The Neuroscience Of A Winning Business
Designing and understanding the human mind has been an obsession of mine for many years and I have been lucky enough to design for businesses of all sizes, enough to confidently confirm that the majority of them definitely fail within the first year of launching, and it isn’t just a myth.
Many aspiring business owners assume they can cheat the market because of how successful social media has been as a main source of income - but you can’t just slap a logo on cheap fabric or plastic and fool people. Consumers consume based on their emotions. You need to tap into their feelings and ask why they would buy your product.
In my time, I’ve noticed that many clients come to me too soon in their journey and request for marketing and branding advice for an intangible product that has yet to even be created – The product comes before marketing and branding! You don’t even need to have a name yet for your business. Just think of how to want your product to look and feel, and then the party can get started.
In fact, there is a whole other level before your product is even created, and that’s your essential purpose as a business. What are your values? Who is your target audience? And what difference are you trying to make during the temporary time that you have on this planet? Too deep?
I don’t believe in reinventing the wheel. I believe if there is a blueprint, then anything is possible.
A great business example is Geedup, a clothing label created by two brothers and a friend which has come to be a well known local label/brotherhood in Sydney. They've been best sellers on Shopify, currently have a new warehouse, have had a number of physical stores and have built a powerful community.

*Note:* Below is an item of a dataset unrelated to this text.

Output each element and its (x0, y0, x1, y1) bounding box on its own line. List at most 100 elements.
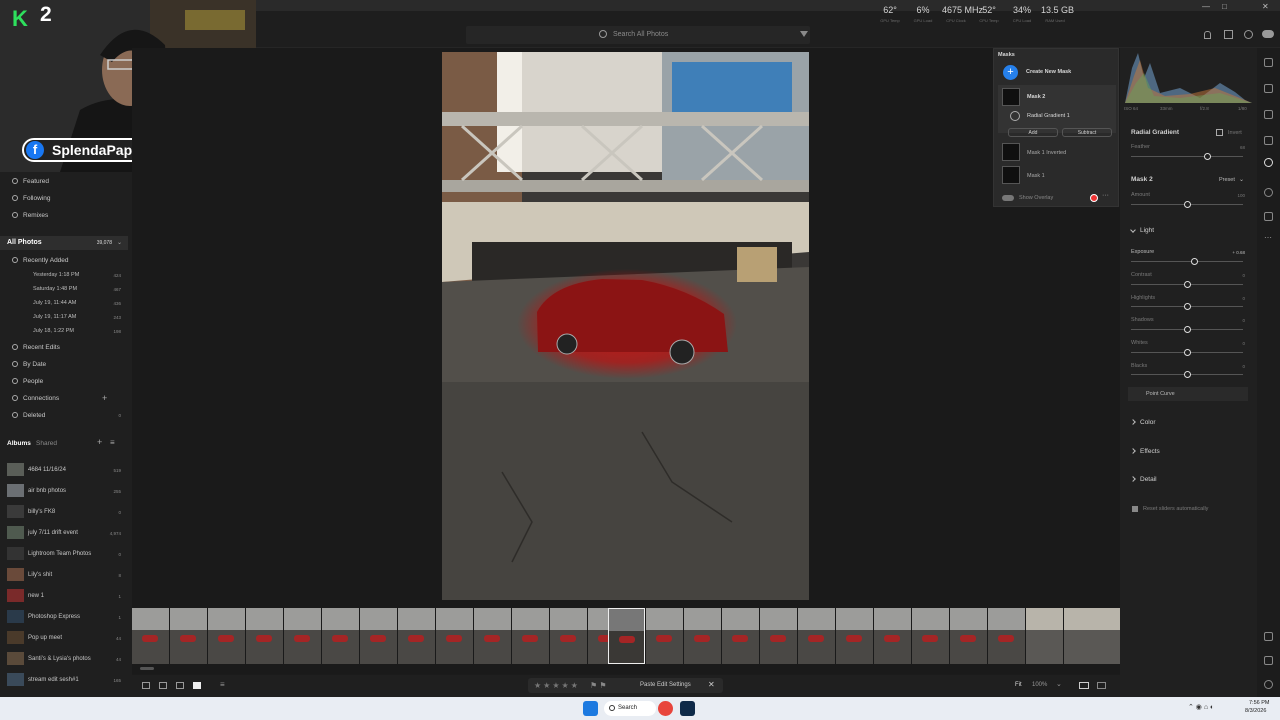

Their label became more than just clothes because they differentiated themselves from other labels with their incredible back story. Both brothers were from the western suburbs of Sydney and came from rough roots. Their story was of the dream to “break out” of the west and become something more.
So of course, everyone from the west wanted to support them and the way to support was to represent their clothes and it became almost like a badge of honour to wear their gear – It was just a bonus that their gear was made with great craftsmanship and high quality. They did a lot to give back to their community by teaching kids at schools, fundraising and many more collaborations.
So, what’s your purpose? Or if you can’t define your purpose right now, at least figure out how your product will solve a problem as the quality of it is equally important - You can’t be selling solutions to things people don’t need or resonate with.
My argument is just the tip of the iceberg. There are so many factors to a successful business, so I want to hand you over to Simon Sinek’s TEDx talk which I share time and time again to inspire aspiring business owners. He breaks down what I’ve explained to the core and relates it back to biology and how the human brain processes and handles consumer decisions.
I've come to realise the tools I use to design have become abstract enough to be used on anything that humans interact with. I design for humans, not for companies, and humans are always the same; it's the situations that change around them.
As I said, if there is a blueprint, anything is possible. The human mind is something we all have in common. Learn how to tap into the right senses of your target audience and your business will spread like wildfire.